Née en Afrique du Sud, Diana Russell est connue pour ses travaux sur le féminicide, soit le fait qu’un homme tue une femme en raison de son genre, ainsi que pour avoir participé à la création d’un tribunal international des crimes commis contre les femmes, en mars 1976 à Bruxelles. Du 4 au 8 mars 1976, plus de 2.000 femmes, issues de 40 pays, participent au tribunal international des crimes contre les femmes au Palais des Congrès, à Bruxelles. Simone de Beauvoir avait envoyé un message d’ouverture. La féministe belge Nicole Van de Ven a documenté l’événement dans un livre, « Crimes against Women: Proceedings of the International Tribunal », dirigé par Diana Russell.

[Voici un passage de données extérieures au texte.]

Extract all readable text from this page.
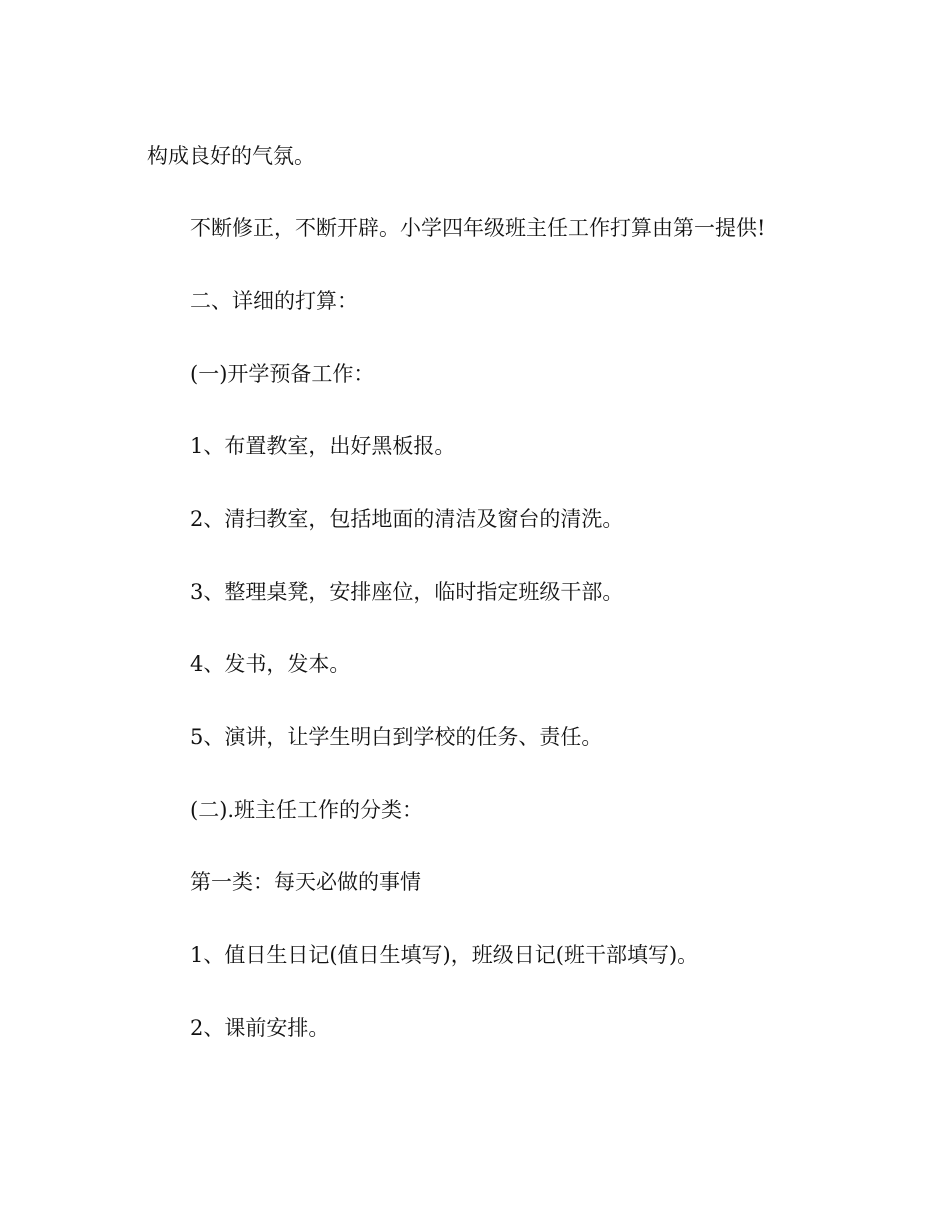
构成良好的气氛。

不断修正，不断开辟。小学四年级班主任工作打算由第一提供!

二、详细的打算：

(一)开学预备工作：

1、布置教室，出好黑板报。

2、清扫教室，包括地面的清洁及窗台的清洗。

3、整理桌凳，安排座位，临时指定班级干部。

4、发书，发本。

5、演讲，让学生明白到学校的任务、责任。

(二).班主任工作的分类：

第一类：每天必做的事情

1、值日生日记(值日生填写)，班级日记(班干部填写)。

2、课前安排。
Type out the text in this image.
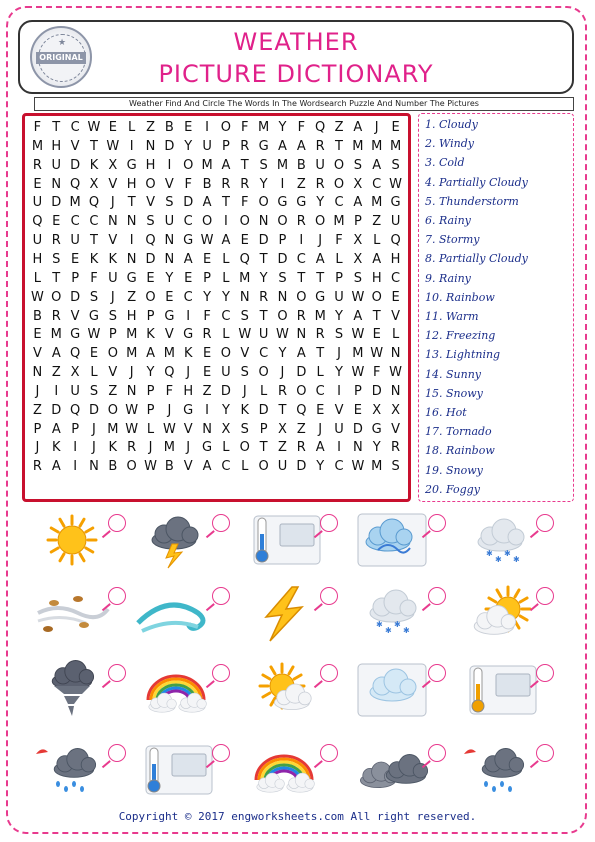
WEATHER
PICTURE DICTIONARY
★
ORIGINAL
Weather Find And Circle The Words In The Wordsearch Puzzle And Number The Pictures
F T C W E L Z B E I O F M Y F Q Z A J E
M H V T W I N D Y U P R G A A R T M M M
R U D K X G H I O M A T S M B U O S A S
E N Q X V H O V F B R R Y I Z R O X C W
U D M Q J T V S D A T F O G G Y C A M G
Q E C C N N S U C O I O N O R O M P Z U
U R U T V I Q N G W A E D P	I	J	F X L Q
H S E K K N D N A E L Q T D C A L X A H
L T P F U G E Y E P L M Y S T T P S H C
W O D S J Z O E C Y Y N R N O G U W O E
B R V G S H P G I	F C S T O R M Y A T V
E M G W P M K V G R L W U W N R S W E L
V A Q E O M A M K E O V C Y A T J M W N
N Z X L V J Y Q J E U S O J D L Y W F W
J	I U S Z N P F H Z D J	L R O C I	P D N
Z D Q D O W P	J G I Y K D T Q E V E X X
P A P	J M W L W V N X S P X Z J U D G V
J K I	J K R J M J G L O T Z R A I N Y R
R A I N B O W B V A C L O U D Y C W M S
1. Cloudy
2. Windy
3. Cold
4. Partially Cloudy
5. Thunderstorm
6. Rainy
7. Stormy
8. Partially Cloudy
9. Rainy
10. Rainbow
11. Warm
12. Freezing
13. Lightning
14. Sunny
15. Snowy
16. Hot
17. Tornado
18. Rainbow
19. Snowy
20. Foggy
✱
✱
✱
✱
✱
✱
✱
✱
Copyright © 2017 engworksheets.com All right reserved.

La sociologue a beaucoup écrit sur le viol conjugal, le fémicide, l’inceste, les meurtres misogynes et la pornographie, liste la nécrologie de Diana Russell publiée sur son site internet. Elle a également travaillé sur l’Afrique du Sud, son pays natal, et le régime ségrégationniste de l’apartheid, foncièrement engagée contre ce système raciste.

Diana Russell est née au Cap, en Afrique du Sud, en 1938. Quatrième des six enfants d’un père sud-africain et d’une mère britannique, elle est partie vivre au Royaume-Uni à l’âge de 19 ans. Elle y a étudié les sciences politiques à la prestigieuse London School of Economics. En 1963, elle entame un doctorat à Harvard et emménage à Boston, aux Etats-Unis. Après son doctorat, elle devient professeure en sociologie à l’université Mills College à Oakland, en Californie. Son cours a contribué au développement d’un programme de « Women Studies », l’un des premiers aux Etats-Unis. Ce champ d’études interdisciplinaire est lié au champ plus large des études de genre.

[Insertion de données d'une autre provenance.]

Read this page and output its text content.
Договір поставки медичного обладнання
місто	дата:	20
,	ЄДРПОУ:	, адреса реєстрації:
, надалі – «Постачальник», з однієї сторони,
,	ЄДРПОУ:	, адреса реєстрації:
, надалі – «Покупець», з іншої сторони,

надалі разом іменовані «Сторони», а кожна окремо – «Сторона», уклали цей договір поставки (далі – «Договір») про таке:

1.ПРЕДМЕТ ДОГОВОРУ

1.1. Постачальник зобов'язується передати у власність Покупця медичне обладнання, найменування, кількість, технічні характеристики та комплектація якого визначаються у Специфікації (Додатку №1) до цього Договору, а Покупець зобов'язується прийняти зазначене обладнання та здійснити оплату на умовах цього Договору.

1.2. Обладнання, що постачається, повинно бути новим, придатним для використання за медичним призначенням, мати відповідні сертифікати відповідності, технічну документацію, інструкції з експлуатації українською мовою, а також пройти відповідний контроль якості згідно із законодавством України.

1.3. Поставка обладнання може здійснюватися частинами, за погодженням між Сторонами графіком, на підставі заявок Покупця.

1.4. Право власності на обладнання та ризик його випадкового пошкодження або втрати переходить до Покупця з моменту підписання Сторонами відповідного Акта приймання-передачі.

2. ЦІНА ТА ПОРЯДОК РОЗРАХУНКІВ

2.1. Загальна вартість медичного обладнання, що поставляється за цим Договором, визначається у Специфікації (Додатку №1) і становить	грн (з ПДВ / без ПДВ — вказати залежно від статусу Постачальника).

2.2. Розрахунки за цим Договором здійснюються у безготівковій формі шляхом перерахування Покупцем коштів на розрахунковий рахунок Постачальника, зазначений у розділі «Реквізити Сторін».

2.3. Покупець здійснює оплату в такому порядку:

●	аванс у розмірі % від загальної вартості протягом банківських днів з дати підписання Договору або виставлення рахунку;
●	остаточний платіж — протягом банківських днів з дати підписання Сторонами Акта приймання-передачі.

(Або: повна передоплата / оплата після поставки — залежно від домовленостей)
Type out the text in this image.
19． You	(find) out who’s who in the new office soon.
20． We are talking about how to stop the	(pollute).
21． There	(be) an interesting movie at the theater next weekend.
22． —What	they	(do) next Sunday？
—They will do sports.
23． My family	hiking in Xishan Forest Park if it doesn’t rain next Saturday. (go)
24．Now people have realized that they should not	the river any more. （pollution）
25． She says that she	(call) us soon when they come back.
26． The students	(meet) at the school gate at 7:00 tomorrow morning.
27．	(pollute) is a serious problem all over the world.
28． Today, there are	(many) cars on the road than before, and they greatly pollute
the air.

En 1976, elle théorise le mot « fémicide », défini comme « le meurtre de femmes par des hommes en raison de leur genre ». L’intention de la sociologue était de politiser ces meurtres et d’attirer l’attention sur la misogynie menant à tuer des femmes, ce que des mots neutres en termes de genre échouaient à faire, selon elle. Le terme a été largement repris par les mouvements féministes et est désormais passé dans le langage courant sous le nom de féminicide.

Après une vie d’activisme, elle s’était consacrée à l’écriture de ses mémoires, qui restent inachevées.

Elle a rendu son dernier souffle le 28 juillet à Oakland, à la suite d’une insuffisance respiratoire.